An Impossible Pursuit, graphite on paper, 24" x 24" each (triptych), 2011

Jaime Knight is an Iowa City-based artist.

My current work is an investigation of the discursive practices that have effected the creation of a queer subjectivity. Through an exploration of the historical, cultural, psychological, and sexual I am trying to re-imagine what it means to relate in the world as a gay subject. It is an attempt to create an autonomous space of dissent, one where, "the undecidability of the aesthetic experience implies a questioning of how the world is organised, and therefore the possibility of changing or redistributing that same world [sic]."1

The quote implies a politicized moment, one of subjectivation rather than subjection, where the artwork, both in its creation and its comprehension by a viewer, becomes a catalyst for new and novel ways of thinking.2 While not being overtly political, there is a political aspect to the work and while I am not proselytizing to particular ends, I imagine it to be active in that it challenges the viewer to make connections, participate and formulate for themselves the narratives implied in the work.

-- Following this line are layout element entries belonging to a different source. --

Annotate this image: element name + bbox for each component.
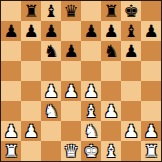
chess-board: ♜♝♛♜♚♟♟♟♟♟♝♟♞♟♞♟♟♟♟♞♝♟♟♟♞♟♟♜♛♚♝♜: [0, 0, 162, 162]
piece-black-knight[interactable]: ♞: [43, 41, 58, 61]
square-a5[interactable]: [1, 61, 21, 81]
square-c8[interactable]: ♝: [41, 1, 61, 21]
square-a1[interactable]: ♜: [1, 141, 21, 161]
square-g5[interactable]: [121, 61, 141, 81]
square-e8[interactable]: [81, 1, 101, 21]
square-a3[interactable]: [1, 101, 21, 121]
piece-white-pawn[interactable]: ♟: [43, 81, 58, 101]
square-h5[interactable]: [141, 61, 161, 81]
piece-black-pawn[interactable]: ♟: [123, 41, 138, 61]
square-e3[interactable]: ♝: [81, 101, 101, 121]
square-d3[interactable]: [61, 101, 81, 121]
piece-white-pawn[interactable]: ♟: [143, 121, 158, 141]
square-c1[interactable]: [41, 141, 61, 161]
piece-white-bishop[interactable]: ♝: [83, 101, 98, 121]
square-c3[interactable]: ♞: [41, 101, 61, 121]
square-e6[interactable]: [81, 41, 101, 61]
square-a8[interactable]: [1, 1, 21, 21]
square-d1[interactable]: ♛: [61, 141, 81, 161]
square-e1[interactable]: ♚: [81, 141, 101, 161]
square-g3[interactable]: [121, 101, 141, 121]
square-d6[interactable]: ♟: [61, 41, 81, 61]
piece-black-pawn[interactable]: ♟: [43, 21, 58, 41]
square-h3[interactable]: [141, 101, 161, 121]
square-d8[interactable]: ♛: [61, 1, 81, 21]
piece-white-bishop[interactable]: ♝: [103, 141, 118, 161]
square-c7[interactable]: ♟: [41, 21, 61, 41]
square-f7[interactable]: ♟: [101, 21, 121, 41]
piece-white-rook[interactable]: ♜: [143, 141, 158, 161]
square-e7[interactable]: ♟: [81, 21, 101, 41]
piece-black-bishop[interactable]: ♝: [123, 21, 138, 41]
square-c6[interactable]: ♞: [41, 41, 61, 61]
square-f8[interactable]: ♜: [101, 1, 121, 21]
square-b4[interactable]: [21, 81, 41, 101]
square-b6[interactable]: [21, 41, 41, 61]
piece-white-king[interactable]: ♚: [83, 141, 98, 161]
piece-white-knight[interactable]: ♞: [43, 101, 58, 121]
piece-white-queen[interactable]: ♛: [63, 141, 78, 161]
square-b3[interactable]: [21, 101, 41, 121]
square-h8[interactable]: [141, 1, 161, 21]
square-g8[interactable]: ♚: [121, 1, 141, 21]
square-g7[interactable]: ♝: [121, 21, 141, 41]
piece-white-knight[interactable]: ♞: [83, 121, 98, 141]
square-e5[interactable]: [81, 61, 101, 81]
square-e2[interactable]: ♞: [81, 121, 101, 141]
square-d4[interactable]: ♟: [61, 81, 81, 101]
square-c5[interactable]: [41, 61, 61, 81]
square-c4[interactable]: ♟: [41, 81, 61, 101]
piece-white-pawn[interactable]: ♟: [103, 101, 118, 121]
square-b1[interactable]: [21, 141, 41, 161]
square-f6[interactable]: ♞: [101, 41, 121, 61]
square-g4[interactable]: [121, 81, 141, 101]
square-g2[interactable]: ♟: [121, 121, 141, 141]
piece-white-pawn[interactable]: ♟: [3, 121, 18, 141]
piece-white-pawn[interactable]: ♟: [83, 81, 98, 101]
square-h6[interactable]: [141, 41, 161, 61]
piece-black-pawn[interactable]: ♟: [23, 21, 38, 41]
square-g6[interactable]: ♟: [121, 41, 141, 61]
piece-black-queen[interactable]: ♛: [63, 1, 78, 21]
piece-black-king[interactable]: ♚: [123, 1, 138, 21]
square-a7[interactable]: ♟: [1, 21, 21, 41]
square-d2[interactable]: [61, 121, 81, 141]
piece-black-pawn[interactable]: ♟: [103, 21, 118, 41]
piece-black-bishop[interactable]: ♝: [43, 1, 58, 21]
square-h7[interactable]: ♟: [141, 21, 161, 41]
square-a2[interactable]: ♟: [1, 121, 21, 141]
piece-black-knight[interactable]: ♞: [103, 41, 118, 61]
square-f3[interactable]: ♟: [101, 101, 121, 121]
piece-black-pawn[interactable]: ♟: [143, 21, 158, 41]
square-h1[interactable]: ♜: [141, 141, 161, 161]
square-a4[interactable]: [1, 81, 21, 101]
square-f1[interactable]: ♝: [101, 141, 121, 161]
square-c2[interactable]: [41, 121, 61, 141]
square-h4[interactable]: [141, 81, 161, 101]
square-b7[interactable]: ♟: [21, 21, 41, 41]
piece-white-pawn[interactable]: ♟: [23, 121, 38, 141]
square-b5[interactable]: [21, 61, 41, 81]
piece-black-pawn[interactable]: ♟: [63, 41, 78, 61]
square-f5[interactable]: [101, 61, 121, 81]
piece-black-pawn[interactable]: ♟: [3, 21, 18, 41]
square-h2[interactable]: ♟: [141, 121, 161, 141]
square-g1[interactable]: [121, 141, 141, 161]
square-a6[interactable]: [1, 41, 21, 61]
square-f4[interactable]: [101, 81, 121, 101]
square-d7[interactable]: [61, 21, 81, 41]
piece-black-rook[interactable]: ♜: [23, 1, 38, 21]
piece-black-pawn[interactable]: ♟: [83, 21, 98, 41]
square-b8[interactable]: ♜: [21, 1, 41, 21]
square-b2[interactable]: ♟: [21, 121, 41, 141]
piece-black-rook[interactable]: ♜: [103, 1, 118, 21]
piece-white-pawn[interactable]: ♟: [63, 81, 78, 101]
square-e4[interactable]: ♟: [81, 81, 101, 101]
square-d5[interactable]: [61, 61, 81, 81]
piece-white-rook[interactable]: ♜: [3, 141, 18, 161]
square-f2[interactable]: [101, 121, 121, 141]
piece-white-pawn[interactable]: ♟: [123, 121, 138, 141]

The work is not simply intended for a queer audience, though the myriad references might be lost on one who is unfamiliar with the history of homosexuality. Instead, there is an attempt to create an experience where the affective response allows the viewer to enter the work and respond on an emotional level regardless of prior knowledge. This is achieved with the hand of a careful craftsman striving to imbue the work with an aura of the alchemical and through providing access to universal signs and significations which give clues to the multilayered content.
- Jaime Knight 2012

1 Bishop, Claire 2012. Artificial Hells: Participatory Art and the Politics of Spectatorship, London: Verso.

2 See Foucault, who argues that subjects are constructed through pre-determining modes of socialization and knowledge that all members of society are subject to and that by striving to uncover and understand these socializing modes we can overcome and/or dismantle them.